Era de noche y en el cielo apenas había un puñado de estrellas. El
muchacho, oscuro y alargado, caminaba presuroso a través de una solitaria calle
de un barrio residencial. Las casas, vagas siluetas a esa hora, parecían dormir
el mismo sueño profundo que sus ocupantes. No había una sola luz en las
ventanas, ni el más mínimo sonido en el aire, excepto, claro está, por las
pisadas del muchacho, cuyo eco se extendía y multiplicaba a su alrededor.
¿Había algo particular en el muchacho? Un observador común habría
respondido que no, pero alguien con una mirada más aguda habría reparado en sus
ojos de un intenso color musgo, en sus cabellos grises y su rostro pálido.
Habría advertido asimismo la inusual delgadez de sus miembros y la ligereza de
sus pasos, como si se tratara de un gato que ha mudado su forma a la de un
humano. Pero el muchacho no era un gato. Tampoco era un humano.

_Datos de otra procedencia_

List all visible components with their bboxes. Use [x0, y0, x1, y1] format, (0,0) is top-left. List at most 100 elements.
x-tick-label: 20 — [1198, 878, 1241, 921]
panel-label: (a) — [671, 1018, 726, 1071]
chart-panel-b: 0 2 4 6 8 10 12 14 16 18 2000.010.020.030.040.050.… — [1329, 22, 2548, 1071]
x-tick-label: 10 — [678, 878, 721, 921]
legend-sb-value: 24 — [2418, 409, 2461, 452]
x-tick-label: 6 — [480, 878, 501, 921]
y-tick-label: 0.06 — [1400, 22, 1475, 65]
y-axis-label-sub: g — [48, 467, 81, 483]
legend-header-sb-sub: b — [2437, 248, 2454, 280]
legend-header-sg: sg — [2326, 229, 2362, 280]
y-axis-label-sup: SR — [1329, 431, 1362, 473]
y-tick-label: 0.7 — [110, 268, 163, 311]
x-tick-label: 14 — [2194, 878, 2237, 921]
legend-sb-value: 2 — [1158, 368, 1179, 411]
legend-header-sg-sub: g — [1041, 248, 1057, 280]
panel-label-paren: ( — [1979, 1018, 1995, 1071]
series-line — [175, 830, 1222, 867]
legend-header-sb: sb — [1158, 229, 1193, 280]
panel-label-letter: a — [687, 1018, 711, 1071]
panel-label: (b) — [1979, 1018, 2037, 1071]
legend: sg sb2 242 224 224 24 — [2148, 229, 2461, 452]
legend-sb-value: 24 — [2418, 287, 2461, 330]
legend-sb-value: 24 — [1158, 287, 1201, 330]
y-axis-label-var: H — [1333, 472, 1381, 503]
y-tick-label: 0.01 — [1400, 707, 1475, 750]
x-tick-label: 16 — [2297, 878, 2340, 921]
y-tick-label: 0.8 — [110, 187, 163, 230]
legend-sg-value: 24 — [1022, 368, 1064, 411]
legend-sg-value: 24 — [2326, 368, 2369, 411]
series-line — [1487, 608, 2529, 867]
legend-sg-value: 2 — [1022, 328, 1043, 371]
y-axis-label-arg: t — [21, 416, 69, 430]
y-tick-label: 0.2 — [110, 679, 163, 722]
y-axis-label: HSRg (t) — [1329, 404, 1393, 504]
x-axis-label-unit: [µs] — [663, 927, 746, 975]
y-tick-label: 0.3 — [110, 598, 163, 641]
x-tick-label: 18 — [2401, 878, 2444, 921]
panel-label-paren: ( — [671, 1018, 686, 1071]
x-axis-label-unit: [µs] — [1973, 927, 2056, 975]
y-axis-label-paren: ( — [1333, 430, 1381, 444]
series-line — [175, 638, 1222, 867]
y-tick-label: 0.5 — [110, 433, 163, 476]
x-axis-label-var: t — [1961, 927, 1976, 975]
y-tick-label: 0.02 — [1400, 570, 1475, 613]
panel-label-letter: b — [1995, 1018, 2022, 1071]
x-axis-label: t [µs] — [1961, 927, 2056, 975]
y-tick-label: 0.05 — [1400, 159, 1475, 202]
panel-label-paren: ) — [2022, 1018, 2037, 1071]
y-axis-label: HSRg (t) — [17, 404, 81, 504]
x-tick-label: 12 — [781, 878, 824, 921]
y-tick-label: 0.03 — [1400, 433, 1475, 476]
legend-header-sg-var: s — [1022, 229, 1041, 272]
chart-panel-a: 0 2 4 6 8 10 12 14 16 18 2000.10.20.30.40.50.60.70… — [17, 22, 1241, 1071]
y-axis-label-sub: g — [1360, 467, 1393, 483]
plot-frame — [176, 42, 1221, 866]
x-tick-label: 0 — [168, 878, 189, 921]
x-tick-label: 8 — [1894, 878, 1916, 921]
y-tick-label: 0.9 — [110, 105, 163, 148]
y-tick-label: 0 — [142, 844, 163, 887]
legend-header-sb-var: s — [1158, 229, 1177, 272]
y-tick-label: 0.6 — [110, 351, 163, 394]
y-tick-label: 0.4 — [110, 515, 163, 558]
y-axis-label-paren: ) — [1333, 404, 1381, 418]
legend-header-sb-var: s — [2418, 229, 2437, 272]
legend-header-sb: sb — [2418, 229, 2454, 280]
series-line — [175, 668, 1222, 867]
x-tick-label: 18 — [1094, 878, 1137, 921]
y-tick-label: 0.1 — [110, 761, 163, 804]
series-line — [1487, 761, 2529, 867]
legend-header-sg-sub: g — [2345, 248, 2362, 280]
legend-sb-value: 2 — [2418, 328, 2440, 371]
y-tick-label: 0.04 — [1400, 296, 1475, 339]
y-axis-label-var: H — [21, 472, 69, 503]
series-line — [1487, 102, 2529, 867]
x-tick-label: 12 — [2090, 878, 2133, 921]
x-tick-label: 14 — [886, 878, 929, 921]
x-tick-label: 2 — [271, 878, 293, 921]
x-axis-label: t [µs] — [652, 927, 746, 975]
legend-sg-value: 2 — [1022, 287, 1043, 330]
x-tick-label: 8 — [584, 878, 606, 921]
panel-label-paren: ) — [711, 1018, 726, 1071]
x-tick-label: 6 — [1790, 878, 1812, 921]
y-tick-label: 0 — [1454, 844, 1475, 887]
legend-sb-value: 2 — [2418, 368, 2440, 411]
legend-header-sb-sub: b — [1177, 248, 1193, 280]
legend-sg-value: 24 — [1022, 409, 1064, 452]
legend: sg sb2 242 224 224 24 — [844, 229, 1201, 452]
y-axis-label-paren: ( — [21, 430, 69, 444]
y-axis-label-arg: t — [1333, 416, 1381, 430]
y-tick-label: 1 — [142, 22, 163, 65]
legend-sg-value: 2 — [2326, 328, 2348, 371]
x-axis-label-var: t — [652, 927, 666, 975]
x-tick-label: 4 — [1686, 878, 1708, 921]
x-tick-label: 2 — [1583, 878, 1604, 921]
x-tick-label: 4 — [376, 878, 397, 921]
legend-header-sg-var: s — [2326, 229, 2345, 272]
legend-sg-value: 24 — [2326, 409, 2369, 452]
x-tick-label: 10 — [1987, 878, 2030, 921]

¿Quién era? ¿Qué hacía a esas horas? Nadie podría saberlo, excepto él
mismo. Lo cierto es que caminaba hacia algún lugar en particular. La noche
vuelve al mundo un lugar extraño, con sus silencios prolongados y aquellas
sombras que se esparcen sobre las cosas, convirtiéndolas en otras cosas,
espeluznantes a veces, retorciendo la realidad a su antojo. Aquel muchacho era
parte de ese extraño mundo de sombras. De hecho él era las sombras (o las
sombras eran él), por lo que éstas parecían volverse más profundas a su paso.
Llegado un momento, sin embargo, el muchacho se detuvo. Sobre una de
las casas, parada sobre su techo, había una niña, o la forma de una niña,
observándolo atentamente. Llevaba el cabello suelto y largo, pero lo más
curioso de todo es que tenía dos enormes astas sobre la cabeza, como un ciervo.
El muchacho entonces avanzó unos pasos hasta situarse justo bajo la niña. Ésta
descendió de un salto y lo saludó con una inclinación de cabeza. Llevaba puesto
un largo abrigo violeta que la cubría hasta las rodillas. El muchacho devolvió
el saludo de la misma forma.
Reanudaron su camino sin decir una sola palabra. Los ojos de la niña,
azules por cierto, parecían buscar algo en la oscuridad que les rodeaba. Al
doblar en una esquina, parado junto a un poste de luz, había un hombre de
mediana edad, vestido como si se hubiera arrancado de una obra de teatro
ambientada en el siglo XVIII. Miraba la hora constantemente en su reloj de
bolsillo, por lo que cuando el muchacho y la niña se acercaron a saludarlo, les
dijo con un marcado acento británico:
—¡Ya era tiempo de que llegaran!
Si el muchacho y la niña ya eran una pareja extraña, pues cuando el
hombre se sumó a ellos conformaron sin duda un grupo, por decirlo menos,
peculiar. Esta vez eran tres las formas que se movían a través de la noche. Por
fortuna no había nadie más despierto para reparar en ellos. Si alguien lo
hubiera hecho habría pensado que estaba teniendo uno de esos extraños sueños
que sobrevienen cuando se come demasiado durante la cena.
Continuaron su caminar hasta que frente a ellos se dibujó la forma de
una iglesia. Parado sobre la cruz, como si se tratara de un equilibrista, había
un anciano de barba gris. Iba vestido con un viejo abrigo negro. Antes de que
los otros terminaran de acercarse extendió unas alas enormes y voló a su
encuentro, como un gran halcón nocturno suspendido bajo el vasto cielo estrellado.
Aterrizó con un suave movimiento de sus alas. Era mucho más alto que
las tres figuras frente a él. El muchacho, la niña y el hombre lo saludaron con
muestras de gran respeto. El viejo les sonrió de vuelta.
—Los he estado esperando —les dijo con una voz antigua como la suma de
mil vidas humanas—. Esta noche todos duermen en calma, pero no saben que las
sombras esta vez han traído algo más que simple oscuridad.
Tres pares de ojos destellaron como toda respuesta. Entonces la forma
de cientos de siluetas comenzaron a dibujarse sobre los techos de las casas,
algunas parecían humanas, pero otras no.
—Es tiempo de retomar lo que nos corresponde —agregó el viejo, pero
esto último fue casi un susurro. Sus enormes alas volvieron a abrirse y
batiéndolas repetidamente se elevó hasta fundirse con los cielos. El muchacho,
la niña y el hombre ya no estaban allí. O, mejor dicho, estaban, pero esta vez
nadie habría podido verlos.
Excepto por un pequeño gato que los observaba desde una de las casas.
Era tan negro que se fundía con las sombras y aunque los humanos no lo sabían,
era mucho más valioso de lo que parecía a simple vista.